I invest, write code, travel the world, and cook.

Including common-sense tips on how I commit code with confidence

I’m going to give you a quick but thorough breakdown of the front-end architecture of Risk And Relax.

If you are unfamiliar with the app, the best is to just play around with it first.

You can search for any American ticker and see a score based on the six most predictive fundamental factors that influence its price.

These six factors are based on research conducted on over 10 years of data spanning multiple recessions and across hundreds of tickers.

And I am adding new features every day. Soon, you will be able to get a list of high-scoring tickers sent directly to your phone without logging into the app.

But back to the topic of this writeup — front-end architecture.

When I say “architecture”, I really just mean things like …

  1. Folder structure
  2. File structure
  3. State management
  4. (Reusable) services
  5. Static variables
  6. CSS/Styling
  7. Unit & integration testing
  8. Abstraction of logic
  9. Single-purpose functions

And perhaps a few more things, sprinkled in.

I’ll cover all of these topics by simply walking through the folder structure first, making small but necessary diversions when something slightly unrelated comes up (i.e styling).

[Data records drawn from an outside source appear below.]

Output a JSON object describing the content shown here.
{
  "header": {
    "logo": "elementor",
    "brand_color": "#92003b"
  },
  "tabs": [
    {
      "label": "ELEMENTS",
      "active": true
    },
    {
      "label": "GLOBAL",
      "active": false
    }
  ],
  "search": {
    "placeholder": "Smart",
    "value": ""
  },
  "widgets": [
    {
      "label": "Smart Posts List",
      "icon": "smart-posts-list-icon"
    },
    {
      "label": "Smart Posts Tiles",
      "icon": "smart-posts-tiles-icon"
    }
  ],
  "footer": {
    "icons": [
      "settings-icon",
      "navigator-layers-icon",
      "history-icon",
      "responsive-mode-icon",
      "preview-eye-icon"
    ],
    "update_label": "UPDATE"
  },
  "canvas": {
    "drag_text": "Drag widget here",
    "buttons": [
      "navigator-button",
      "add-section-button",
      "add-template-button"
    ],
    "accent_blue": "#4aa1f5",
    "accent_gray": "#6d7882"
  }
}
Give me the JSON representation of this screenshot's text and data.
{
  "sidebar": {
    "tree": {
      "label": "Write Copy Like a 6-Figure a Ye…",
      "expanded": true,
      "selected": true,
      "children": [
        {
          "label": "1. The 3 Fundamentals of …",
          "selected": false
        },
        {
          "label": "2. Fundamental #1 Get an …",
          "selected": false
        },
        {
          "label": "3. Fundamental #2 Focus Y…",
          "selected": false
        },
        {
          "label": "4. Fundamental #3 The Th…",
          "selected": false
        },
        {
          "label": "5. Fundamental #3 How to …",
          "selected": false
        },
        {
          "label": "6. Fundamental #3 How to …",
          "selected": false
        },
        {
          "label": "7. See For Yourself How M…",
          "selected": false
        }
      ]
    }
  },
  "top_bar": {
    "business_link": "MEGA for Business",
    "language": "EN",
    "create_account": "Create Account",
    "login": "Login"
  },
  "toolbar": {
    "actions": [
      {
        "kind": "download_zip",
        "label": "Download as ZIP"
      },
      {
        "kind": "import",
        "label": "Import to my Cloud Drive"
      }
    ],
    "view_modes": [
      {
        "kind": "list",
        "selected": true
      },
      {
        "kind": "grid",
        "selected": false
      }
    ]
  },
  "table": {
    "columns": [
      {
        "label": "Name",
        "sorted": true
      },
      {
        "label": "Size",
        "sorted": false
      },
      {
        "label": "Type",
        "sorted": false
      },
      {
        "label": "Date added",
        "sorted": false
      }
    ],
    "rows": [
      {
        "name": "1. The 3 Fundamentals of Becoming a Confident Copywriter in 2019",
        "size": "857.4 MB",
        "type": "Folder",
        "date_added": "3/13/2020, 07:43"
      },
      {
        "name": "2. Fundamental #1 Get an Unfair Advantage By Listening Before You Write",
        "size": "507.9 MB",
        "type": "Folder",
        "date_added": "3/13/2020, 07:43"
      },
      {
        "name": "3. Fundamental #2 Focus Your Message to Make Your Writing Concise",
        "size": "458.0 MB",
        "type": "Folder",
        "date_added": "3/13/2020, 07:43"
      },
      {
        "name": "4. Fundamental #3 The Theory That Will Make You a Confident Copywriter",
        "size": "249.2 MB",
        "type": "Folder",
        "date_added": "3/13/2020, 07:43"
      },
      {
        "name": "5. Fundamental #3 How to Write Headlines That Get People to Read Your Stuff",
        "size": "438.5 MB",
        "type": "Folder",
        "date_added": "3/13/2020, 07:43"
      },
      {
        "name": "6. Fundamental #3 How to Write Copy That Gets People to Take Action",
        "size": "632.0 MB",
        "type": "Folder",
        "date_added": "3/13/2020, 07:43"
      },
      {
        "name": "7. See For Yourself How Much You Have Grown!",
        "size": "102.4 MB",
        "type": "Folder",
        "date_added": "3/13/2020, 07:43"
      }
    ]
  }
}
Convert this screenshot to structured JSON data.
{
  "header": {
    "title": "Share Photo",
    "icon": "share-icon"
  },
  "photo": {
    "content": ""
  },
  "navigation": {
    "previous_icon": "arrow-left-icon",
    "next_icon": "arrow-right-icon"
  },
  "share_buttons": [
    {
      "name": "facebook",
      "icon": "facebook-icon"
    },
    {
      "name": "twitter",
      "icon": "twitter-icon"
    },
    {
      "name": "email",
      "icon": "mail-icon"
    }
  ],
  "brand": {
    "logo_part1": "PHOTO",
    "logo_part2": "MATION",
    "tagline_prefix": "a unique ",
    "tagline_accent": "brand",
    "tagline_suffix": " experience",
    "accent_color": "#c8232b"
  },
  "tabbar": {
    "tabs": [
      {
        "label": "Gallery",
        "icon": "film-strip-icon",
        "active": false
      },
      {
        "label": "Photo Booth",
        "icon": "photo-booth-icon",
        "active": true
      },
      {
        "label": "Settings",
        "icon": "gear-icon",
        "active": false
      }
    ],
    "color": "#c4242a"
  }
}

Writing maintainable, well-structured, and testable code is as much of an art as it is a science, and everybody has their opinion on everything, from which library to use, to even how to name a variable.

In fact, the same code you write and are proud of today may be embarrassing to look at tomorrow.

That’s how fast things change.

As such, this writeup is a snapshot of the present. Right now.

To me, “good” code means I have to answer YES to what I call the Big 3 questions.

The Big 3 Questions

  1. Can I add a feature with the confidence that I won’t break existing functionality?
  2. Can I refactor code with the confidence that I won’t break existing functionality?
  3. Can I easily teach a new developer to do the above two steps in my codebase?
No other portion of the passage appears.